North Country Healthcare has just launched a new mobile clinic in a bus.
The clinic will bring primary healthcare to elementary schools in Flagstaff.
Arizona Public Radio’s Sierra Eckert has this story…
A bright orange Frelightner bus sits outside Killip Elementary school in Flagstaff.
But, it’s not full of backpacks and lunchboxes.
It’s a mobile health clinic.
North Country Healthcare has spent the last year putting it together funded with a 400 hundred thousand dollar grant.
Once school begins, the clinic can make rounds every week, visiting Killip, Kinsey, and Thomas elementary schools, Project New Start and the Family Resource Center
Inside, Tav Crenshaw shows me around.She’s the supervisor for the School Based Health Services Program.
“It’s like a mobile doctor’s office on wheels,” said Crenshaw, “ Only with nurse practitioners instead of doctors.”
Laminate wood floors make the clinic warm and the atmosphere, inviting.
The clinic includes a lab, two exam rooms, and a refrigerator and freezer for vaccines.
It can also offer dental care and has the equipment for tele-medicine consultations.
“It’s awesome,” added Crenshaw. “So, there’s this big awning that comes out, like this. So, nice days in Flagstaff-which we have many of-we’re going to set up a little waiting room outside. And under here, we have a flat screen TV where we can show educational videos.
Last week, they began enrolling students at Killip Elementary, the first school in session.
On Monday, they saw the first patients.
Frances McCabe’s eleven-year-old son is the clinic’s second patient.
“I was always wishing for a way that he didn’t have to leave school or drive to Tuba to get his medical care,” said McCabe.
Her son suffers from asthma serious enough to land him in the hospital several times a year. “And the first few weeks of school he always gets a really bad cold,” said McCabe. “This year I wanted to prevent that, because the first three weeks of school are really important.”
From the doorway to the exam room, a voice announces, “Come on back to this room, I’m going to get your blood pressure.”
Michele Inge is one of the clinic’s two full time nurse practitioners.

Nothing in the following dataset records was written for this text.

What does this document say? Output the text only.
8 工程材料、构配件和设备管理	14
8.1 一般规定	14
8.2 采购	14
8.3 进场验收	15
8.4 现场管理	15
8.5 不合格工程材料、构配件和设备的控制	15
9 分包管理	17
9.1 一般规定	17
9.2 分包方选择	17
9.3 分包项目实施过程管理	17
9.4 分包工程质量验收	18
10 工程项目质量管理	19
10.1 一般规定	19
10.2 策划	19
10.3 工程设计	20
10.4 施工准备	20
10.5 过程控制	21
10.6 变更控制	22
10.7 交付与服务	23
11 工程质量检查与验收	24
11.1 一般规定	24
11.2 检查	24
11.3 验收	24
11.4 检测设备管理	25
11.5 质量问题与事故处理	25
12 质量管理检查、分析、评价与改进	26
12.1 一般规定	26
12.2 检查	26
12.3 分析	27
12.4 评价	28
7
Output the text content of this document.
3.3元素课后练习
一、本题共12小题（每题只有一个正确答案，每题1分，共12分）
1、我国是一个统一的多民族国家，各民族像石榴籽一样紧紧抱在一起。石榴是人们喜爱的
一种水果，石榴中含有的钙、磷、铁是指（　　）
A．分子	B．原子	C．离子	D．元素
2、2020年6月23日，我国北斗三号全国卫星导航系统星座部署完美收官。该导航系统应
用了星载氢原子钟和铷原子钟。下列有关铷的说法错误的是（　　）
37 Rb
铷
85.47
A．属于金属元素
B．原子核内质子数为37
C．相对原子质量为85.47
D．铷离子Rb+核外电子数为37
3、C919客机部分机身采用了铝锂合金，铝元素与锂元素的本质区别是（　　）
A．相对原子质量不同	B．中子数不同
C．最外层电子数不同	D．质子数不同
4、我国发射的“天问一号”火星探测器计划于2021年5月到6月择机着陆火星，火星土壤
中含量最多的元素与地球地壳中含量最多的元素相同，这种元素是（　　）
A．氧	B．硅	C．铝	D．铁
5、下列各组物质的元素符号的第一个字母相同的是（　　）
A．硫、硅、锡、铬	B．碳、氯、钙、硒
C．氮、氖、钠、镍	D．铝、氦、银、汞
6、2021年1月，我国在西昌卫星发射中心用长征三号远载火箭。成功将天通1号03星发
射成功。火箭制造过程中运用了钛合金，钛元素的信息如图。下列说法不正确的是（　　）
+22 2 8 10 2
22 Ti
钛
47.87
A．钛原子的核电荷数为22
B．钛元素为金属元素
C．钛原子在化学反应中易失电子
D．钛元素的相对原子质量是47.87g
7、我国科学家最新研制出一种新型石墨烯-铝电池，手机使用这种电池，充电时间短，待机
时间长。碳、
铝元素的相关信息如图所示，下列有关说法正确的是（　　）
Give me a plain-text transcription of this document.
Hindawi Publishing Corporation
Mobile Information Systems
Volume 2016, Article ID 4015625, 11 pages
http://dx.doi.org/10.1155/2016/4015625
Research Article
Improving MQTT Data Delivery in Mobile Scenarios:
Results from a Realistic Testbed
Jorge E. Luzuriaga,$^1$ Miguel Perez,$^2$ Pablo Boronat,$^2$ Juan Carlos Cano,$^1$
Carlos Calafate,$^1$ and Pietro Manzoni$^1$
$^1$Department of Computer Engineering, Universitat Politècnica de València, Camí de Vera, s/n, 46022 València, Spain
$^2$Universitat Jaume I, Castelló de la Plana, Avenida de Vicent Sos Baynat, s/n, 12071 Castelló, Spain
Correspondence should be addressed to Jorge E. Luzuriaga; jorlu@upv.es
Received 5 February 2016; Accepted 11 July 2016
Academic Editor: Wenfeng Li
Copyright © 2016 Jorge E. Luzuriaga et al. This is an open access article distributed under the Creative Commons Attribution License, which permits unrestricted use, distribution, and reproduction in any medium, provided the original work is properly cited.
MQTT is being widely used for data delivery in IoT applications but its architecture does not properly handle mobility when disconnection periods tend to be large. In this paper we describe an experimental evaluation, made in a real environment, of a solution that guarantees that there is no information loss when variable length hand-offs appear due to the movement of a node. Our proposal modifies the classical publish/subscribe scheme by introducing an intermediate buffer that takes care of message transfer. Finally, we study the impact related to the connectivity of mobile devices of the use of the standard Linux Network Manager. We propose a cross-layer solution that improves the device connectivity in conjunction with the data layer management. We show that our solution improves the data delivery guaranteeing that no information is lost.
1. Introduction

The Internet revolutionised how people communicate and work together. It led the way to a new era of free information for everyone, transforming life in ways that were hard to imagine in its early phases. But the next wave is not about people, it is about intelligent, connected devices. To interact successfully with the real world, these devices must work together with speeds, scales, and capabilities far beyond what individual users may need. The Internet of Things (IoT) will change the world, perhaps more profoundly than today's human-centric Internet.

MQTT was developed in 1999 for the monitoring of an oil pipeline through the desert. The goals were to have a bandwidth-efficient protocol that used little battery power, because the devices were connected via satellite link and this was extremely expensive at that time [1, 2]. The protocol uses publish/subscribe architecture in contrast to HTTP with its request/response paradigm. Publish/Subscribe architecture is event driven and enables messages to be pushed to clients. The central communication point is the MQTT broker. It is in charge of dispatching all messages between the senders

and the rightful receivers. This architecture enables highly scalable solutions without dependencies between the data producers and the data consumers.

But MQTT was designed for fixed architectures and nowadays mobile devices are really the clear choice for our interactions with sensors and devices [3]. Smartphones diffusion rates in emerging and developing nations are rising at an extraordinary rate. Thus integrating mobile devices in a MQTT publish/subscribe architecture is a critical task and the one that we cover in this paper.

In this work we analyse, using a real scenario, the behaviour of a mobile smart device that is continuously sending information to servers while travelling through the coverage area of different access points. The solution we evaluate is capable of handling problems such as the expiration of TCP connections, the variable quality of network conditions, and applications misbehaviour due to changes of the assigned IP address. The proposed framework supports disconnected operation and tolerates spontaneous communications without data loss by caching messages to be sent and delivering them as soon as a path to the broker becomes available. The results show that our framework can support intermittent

In addition to a routine physical exam, Inge takes a closer look at the patient’s lungs.
“While you do that I’m going to listen to your lungs,” instructs Inge, “so hold the machine, and I want you to take a big, deep breath in (the sound of the peak flow machine) Ok, let’s do it again …”
The nurse practitioners will be able to administer treatments for this patient’s asthma.
They can also vaccinate children, stitch minor injuries, and help with chronic disease management.
Inge explained that the four elementary schools were picked based on their need.
Most of the schools have large numbers of students on free and reduced lunch.
“Parents in this system are working parents that have difficulty leaving work to get children to appointments,” said Inge. “The wait times in clinics can be much longer than here."
Additionally, the program allows patients to pay on a sliding scale, allowing the clinic to bring healthcare to un- and underinsured patients.
Based on projections from Flagstaff Unified School district, the clinic expects to see around 700 students enrolled in the first year.
Nurse Michele Inge says, so far, parents have been very supportive, “The whole intention of the mobile units or clincs is to provide easy access, convenience, better accessibility.”
The mobile clinic will also be seeing kids at the Coconino Health Department’s Back to School Health Fair on August 4th.
For Arizona Public Radio, I’m Sierra Eckert, in Flagstaff.